Not much new here except for the the following plan for used fuel rods:

“The company aims within 8 months of reactor shutdown to optimise the storage configuration of used fuel in the pools so that the fuel pools become independent of their cooling systems, and to place all the used nuclear fuel in its HI-STORM dry storage systems in less than 30 months after the plant’s shutdown. The company recently completed the removal of all of the used fuel from storage pools at Oyster Creek in a record 32 months.”


The sale of the Indian Point Energy Center by Entergy Corporation to subsidiaries of Holtec International has been completed. The plant, which shut down at the end of April after 45 years in operation, is the third project in Holtec’s decommissioning fleet.

Indian Point (Image: Holtec)

Entergy and Holtec announced the sale of Indian Point in April 2019, and the transfer of the plant’s licences to Holtec was approved in November 2020 by the US Nuclear Regulatory Commission and the New York State Public Service Commission in May this year. Holtec Indian Point, LLC now becomes the owner and Holtec Decommissioning International, LLC (HDI) the licence holder and decommissioning operator.

Holtec said Indian Point will benefit from the company’s integrated fleet management structure that unifies an array of safety, operation, quality assurance and management procedures and practices which are continuously informed by lessons learned from decommissioning activities across all of its sites. Holtec is already carrying out expedited decommissioning at Oyster Creek in New Jersey and Pilgrim in Massachusetts, and the company said it plans to welcome Palisades and Big Rock Point – both in Michigan – to its fleet in a proposed equity transaction next year. Palisades, an 850 MWe (net) pressurised water reactor, is expected to close in Spring 2022. Decommissioning of Big Rock Point’s 67 MWe boiling water reactor was completed in 2006; an independent used fuel storage facility remains at the site.

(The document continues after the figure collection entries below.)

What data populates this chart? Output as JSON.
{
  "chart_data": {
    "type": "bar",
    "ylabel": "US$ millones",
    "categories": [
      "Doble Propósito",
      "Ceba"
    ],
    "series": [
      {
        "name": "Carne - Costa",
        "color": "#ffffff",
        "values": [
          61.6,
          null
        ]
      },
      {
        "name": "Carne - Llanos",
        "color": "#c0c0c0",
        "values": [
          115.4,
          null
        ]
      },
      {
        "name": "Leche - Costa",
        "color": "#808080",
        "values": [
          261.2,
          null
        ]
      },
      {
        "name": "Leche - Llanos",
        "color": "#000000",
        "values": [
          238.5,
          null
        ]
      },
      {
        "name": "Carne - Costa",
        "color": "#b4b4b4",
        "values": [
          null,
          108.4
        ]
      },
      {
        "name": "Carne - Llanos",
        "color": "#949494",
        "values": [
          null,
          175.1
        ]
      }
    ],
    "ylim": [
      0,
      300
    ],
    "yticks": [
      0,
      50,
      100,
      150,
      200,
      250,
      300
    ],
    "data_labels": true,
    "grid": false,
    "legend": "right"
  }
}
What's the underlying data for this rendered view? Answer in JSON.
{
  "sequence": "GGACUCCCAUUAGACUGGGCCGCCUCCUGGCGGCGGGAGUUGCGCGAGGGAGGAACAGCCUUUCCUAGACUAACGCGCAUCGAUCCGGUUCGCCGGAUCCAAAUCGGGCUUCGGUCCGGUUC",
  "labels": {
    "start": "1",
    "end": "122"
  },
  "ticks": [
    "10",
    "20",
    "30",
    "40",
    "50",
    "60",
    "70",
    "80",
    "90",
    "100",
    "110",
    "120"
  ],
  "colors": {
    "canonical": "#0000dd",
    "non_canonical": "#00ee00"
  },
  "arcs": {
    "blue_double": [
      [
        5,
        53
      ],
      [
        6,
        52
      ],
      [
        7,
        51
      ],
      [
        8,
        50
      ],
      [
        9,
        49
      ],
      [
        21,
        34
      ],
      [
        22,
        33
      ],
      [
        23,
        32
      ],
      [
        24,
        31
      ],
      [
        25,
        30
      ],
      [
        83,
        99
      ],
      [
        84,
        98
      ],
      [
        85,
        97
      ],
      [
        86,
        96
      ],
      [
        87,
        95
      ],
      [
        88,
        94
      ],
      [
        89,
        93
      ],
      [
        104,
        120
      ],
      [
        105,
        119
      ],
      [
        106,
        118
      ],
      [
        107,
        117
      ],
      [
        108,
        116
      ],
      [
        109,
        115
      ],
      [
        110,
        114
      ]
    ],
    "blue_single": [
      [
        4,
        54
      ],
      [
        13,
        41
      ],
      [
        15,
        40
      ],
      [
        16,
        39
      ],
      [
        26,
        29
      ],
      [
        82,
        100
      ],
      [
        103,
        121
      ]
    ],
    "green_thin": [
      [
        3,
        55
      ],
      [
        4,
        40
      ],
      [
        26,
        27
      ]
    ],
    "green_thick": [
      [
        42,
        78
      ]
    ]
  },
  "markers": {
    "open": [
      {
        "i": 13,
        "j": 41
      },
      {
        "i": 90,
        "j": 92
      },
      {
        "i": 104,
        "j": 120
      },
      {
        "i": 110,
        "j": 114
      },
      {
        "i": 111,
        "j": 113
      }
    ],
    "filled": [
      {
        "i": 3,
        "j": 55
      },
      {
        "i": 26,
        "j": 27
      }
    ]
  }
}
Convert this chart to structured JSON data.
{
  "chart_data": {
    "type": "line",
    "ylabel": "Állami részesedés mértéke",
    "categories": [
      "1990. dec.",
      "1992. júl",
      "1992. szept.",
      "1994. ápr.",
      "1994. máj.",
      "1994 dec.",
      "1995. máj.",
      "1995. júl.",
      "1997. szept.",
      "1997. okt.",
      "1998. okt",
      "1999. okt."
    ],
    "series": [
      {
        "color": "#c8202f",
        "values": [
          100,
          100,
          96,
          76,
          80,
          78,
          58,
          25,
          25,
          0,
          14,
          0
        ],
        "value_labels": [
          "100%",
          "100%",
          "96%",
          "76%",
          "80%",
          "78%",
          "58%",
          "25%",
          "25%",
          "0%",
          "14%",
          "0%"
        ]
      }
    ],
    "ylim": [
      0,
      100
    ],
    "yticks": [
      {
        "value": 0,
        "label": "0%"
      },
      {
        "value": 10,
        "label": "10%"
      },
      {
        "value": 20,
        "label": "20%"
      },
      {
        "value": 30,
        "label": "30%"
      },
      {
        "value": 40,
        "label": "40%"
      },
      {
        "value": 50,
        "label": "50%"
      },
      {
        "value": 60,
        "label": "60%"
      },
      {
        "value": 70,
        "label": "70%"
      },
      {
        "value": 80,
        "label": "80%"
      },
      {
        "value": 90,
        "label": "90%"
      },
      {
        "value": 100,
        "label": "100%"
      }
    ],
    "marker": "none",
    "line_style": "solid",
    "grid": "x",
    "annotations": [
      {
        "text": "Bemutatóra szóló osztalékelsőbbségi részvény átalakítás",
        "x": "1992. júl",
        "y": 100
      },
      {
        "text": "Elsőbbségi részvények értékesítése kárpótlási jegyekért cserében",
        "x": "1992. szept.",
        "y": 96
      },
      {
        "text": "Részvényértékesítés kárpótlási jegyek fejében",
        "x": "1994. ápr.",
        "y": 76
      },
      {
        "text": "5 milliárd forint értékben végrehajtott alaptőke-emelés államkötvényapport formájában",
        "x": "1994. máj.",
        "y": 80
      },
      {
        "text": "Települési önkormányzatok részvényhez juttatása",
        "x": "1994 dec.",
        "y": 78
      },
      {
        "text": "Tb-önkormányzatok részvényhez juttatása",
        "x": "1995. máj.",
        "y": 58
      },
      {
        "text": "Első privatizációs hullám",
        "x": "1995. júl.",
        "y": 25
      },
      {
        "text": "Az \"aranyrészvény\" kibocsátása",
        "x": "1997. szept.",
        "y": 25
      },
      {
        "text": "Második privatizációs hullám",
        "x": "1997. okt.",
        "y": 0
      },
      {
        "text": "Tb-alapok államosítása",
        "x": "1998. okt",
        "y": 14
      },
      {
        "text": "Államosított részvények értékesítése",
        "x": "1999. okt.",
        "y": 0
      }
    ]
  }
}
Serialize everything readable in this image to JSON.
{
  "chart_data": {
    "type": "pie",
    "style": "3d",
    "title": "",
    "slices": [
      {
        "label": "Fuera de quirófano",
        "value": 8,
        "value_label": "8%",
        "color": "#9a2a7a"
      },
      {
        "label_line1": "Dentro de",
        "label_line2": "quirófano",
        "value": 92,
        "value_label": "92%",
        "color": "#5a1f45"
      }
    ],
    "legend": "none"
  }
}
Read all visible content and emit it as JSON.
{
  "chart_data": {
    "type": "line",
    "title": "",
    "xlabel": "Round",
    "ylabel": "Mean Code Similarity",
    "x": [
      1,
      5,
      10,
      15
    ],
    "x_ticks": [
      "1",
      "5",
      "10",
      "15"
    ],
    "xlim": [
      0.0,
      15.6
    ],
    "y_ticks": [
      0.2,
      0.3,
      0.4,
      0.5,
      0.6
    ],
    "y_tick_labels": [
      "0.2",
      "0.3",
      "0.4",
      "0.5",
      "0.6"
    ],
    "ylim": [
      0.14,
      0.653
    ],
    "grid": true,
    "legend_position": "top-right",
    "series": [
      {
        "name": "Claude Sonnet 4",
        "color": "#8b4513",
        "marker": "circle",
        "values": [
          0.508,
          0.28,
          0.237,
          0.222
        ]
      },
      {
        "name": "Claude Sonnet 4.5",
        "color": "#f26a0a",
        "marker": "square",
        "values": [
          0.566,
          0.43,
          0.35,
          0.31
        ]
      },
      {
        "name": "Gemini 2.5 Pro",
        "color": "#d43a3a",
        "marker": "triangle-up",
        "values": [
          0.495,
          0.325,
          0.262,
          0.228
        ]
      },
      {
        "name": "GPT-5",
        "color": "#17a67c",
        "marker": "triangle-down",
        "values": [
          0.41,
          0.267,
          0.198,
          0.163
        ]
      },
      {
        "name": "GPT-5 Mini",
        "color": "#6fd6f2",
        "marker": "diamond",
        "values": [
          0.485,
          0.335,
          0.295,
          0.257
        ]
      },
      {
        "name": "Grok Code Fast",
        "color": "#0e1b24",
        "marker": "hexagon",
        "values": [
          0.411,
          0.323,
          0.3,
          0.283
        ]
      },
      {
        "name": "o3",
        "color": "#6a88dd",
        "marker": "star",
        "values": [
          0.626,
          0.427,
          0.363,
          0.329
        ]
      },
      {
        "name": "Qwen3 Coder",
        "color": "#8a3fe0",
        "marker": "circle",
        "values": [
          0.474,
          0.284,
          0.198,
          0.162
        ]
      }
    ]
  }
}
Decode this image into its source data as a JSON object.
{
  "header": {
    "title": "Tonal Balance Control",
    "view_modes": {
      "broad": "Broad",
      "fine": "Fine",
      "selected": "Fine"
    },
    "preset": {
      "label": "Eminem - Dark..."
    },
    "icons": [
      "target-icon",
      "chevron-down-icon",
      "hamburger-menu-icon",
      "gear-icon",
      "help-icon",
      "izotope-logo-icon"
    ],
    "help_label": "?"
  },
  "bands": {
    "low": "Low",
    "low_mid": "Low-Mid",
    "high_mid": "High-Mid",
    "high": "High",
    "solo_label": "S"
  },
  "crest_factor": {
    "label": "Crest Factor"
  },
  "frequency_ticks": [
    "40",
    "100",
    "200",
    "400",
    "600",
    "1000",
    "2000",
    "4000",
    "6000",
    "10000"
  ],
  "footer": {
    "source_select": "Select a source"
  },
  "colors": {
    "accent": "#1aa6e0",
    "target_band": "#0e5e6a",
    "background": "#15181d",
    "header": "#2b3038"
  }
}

Holtec’s decommissioning plans for Indian Point include moving used nuclear fuel from pools into a dry storage system, and dismantling and packaging highly activated parts from the nuclear reactors in high capacity containers. This will remove virtually all of the radiation source from the plant’s containment enclosure, Holtec said. The company aims within 8 months of reactor shutdown to optimise the storage configuration of used fuel in the pools so that the fuel pools become independent of their cooling systems, and to place all the used nuclear fuel in its HI-STORM dry storage systems in less than 30 months after the plant’s shutdown. The company recently completed the removal of all of the used fuel from storage pools at Oyster Creek in a record 32 months.

Entergy chairman and CEO Leo Denault thanked Indian Point’s employees for over 20 years of safe, secure and reliable plant operation under the company’s ownership. Holtec has previously said it will hire more than 300 current Entergy employees for the first phase of decommissioning. “With our previously announced agreement for the post-shutdown sale of Palisades nuclear power plant in 2022, we remain on track to complete our exit from nuclear power operations in merchant markets,” he said.

Entergy purchased Indian Point 3 in 2000 and unit 2, along with the permanently shut down unit 1, in 2001. The company announced in 2017 that it would close both operating units pursuant to a settlement agreement with the State of New York, and Indian Point 2 shut down in April 2020. The company has described Indian Point as a “workhorse” for the south-eastern New York electrical grid, generating around 25% of the power consumed annually in New York City and the lower Hudson Valley.